State laws and glassware
Thanks Tennessee. Way to ruin an otherwise great beer tasting event.
Mollie and I attended a tasting tonight, hosted by a distributor here in Nashville, that was spotlighting Appalachian Beer Company. We arrived early at the beer store hosting the tasting, and decided to grab a beer while we waited. We grabbed a couple beers (mine was the Harviestoun Brewery Old Engine Oil and hers the Chocolate Stout by Fort Collins Brewery), paid for them, and proceeded to the lounge to grab a seat and enjoy our apertif before the tasting. We walked up and stopped at the spot where we normally grab a glass and pour the beer.
No glasses. Anywhere.
A quick inquiry to one of the employees revealed the truth: the health department had come by earlier and demanded they stop serving beer in glasses until they purchase a separate license. No pouring a beer from a bottle to a glass. Customer can’t pour their own; customer can’t bring their own serving vessel. Nothing. No glassware. Period. (In fact, this goes for not just glassware, but plastic, etc… ANY container whatsoever.)
Dismayed, I pressed further for an explanation. Evidently, according to the state law, beer cannot be transferred from one vessel (a bottle) to another (a glass) without proper licensing. Sure, you can serve it to patrons in a bottle, but god forbid you put it in a glass.
Say it with me….”What?!”
Yeah. Ridiculous. As I continued through the tasting, drinking beer from a bottle like a college frat kid, the gravity of the situation stewed on me. What kind of logic dictates this type of law?
I’ll answer that…none.
This, to me, is about nothing but money. Money to fill the state coffers by taxing alcohol in a backhanded and unfounded manner. Enter the neo-prohibitionists.

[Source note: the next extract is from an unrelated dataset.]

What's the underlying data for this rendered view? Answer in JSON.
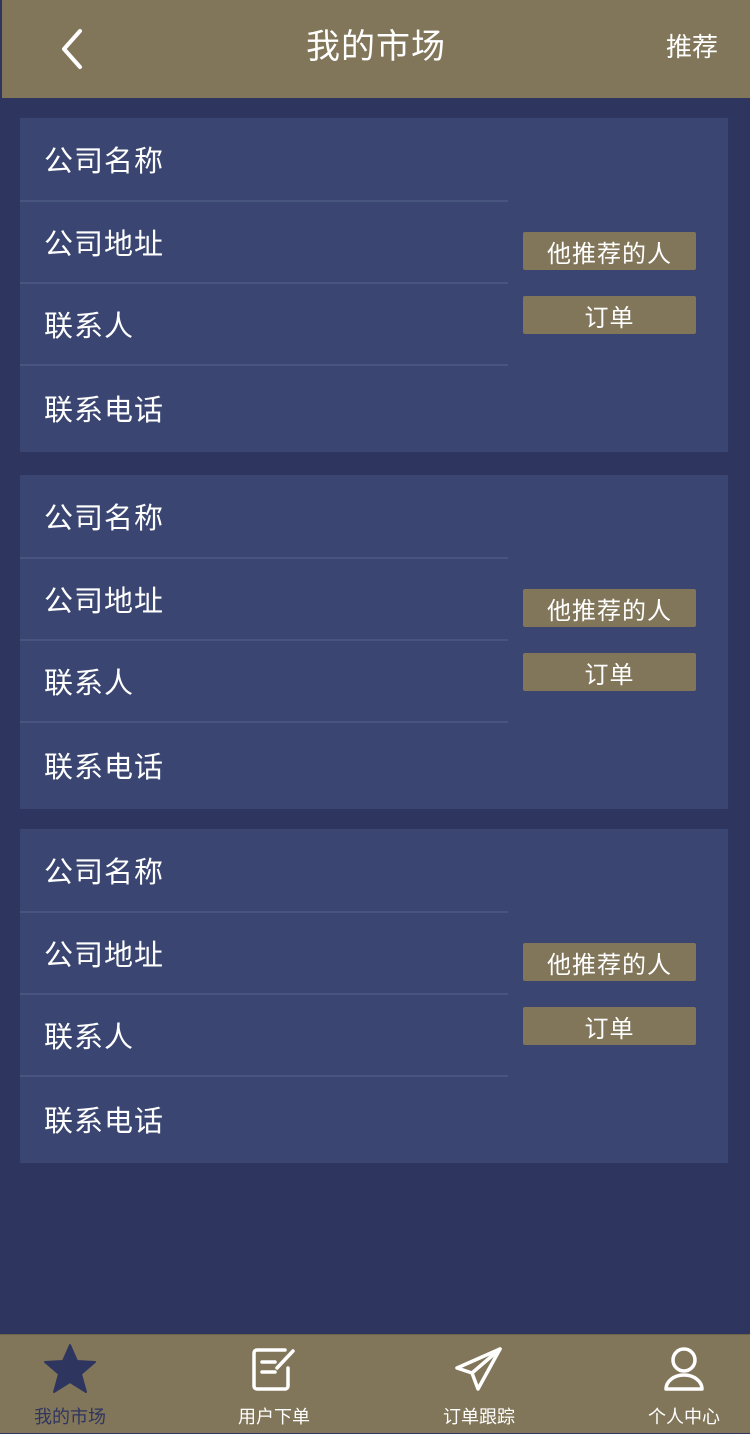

I’ll blog more about the tasting later, but I don’t feel like I can give an accurate review of the beer, as I was relegated to drinking out of a 1″ glass hole. I don’t blame the shop necessarily, as they are working hard to get the proper permits in place so that they will have glassware for their next tasting (a Sam Adams tasting in two weeks). I applaud them for the quick action to correct this problem.
What really irks me is the gall of the state lawmakers to craft laws that have absolutely zero basis in logic, but then, I suppose that’s the mantra of most government workings.
I realize this is a pretty scattered rant, but it’s getting late and I haven’t had much time to put this together in my head in a nice organized manner. Suffice to say, it bothered me enough that I wanted to write something tonight in order to assure I sleep a bit better.
Here’s what I want from you, the reader of this blog (all 2 of you): Tell me, under what line of logic can you base a law that requires a special permit in order to transfer beer from a bottle to a glass? Are we honestly that caught up in legislative red tape that our beer stores can’t even serve a beer correctly? This is where politics starts to really affect beer, and we’ve got to make sure it doesn’t get any more ridiculous than this.
So, tell me… how does this law make sense? I’m eager to read the responses.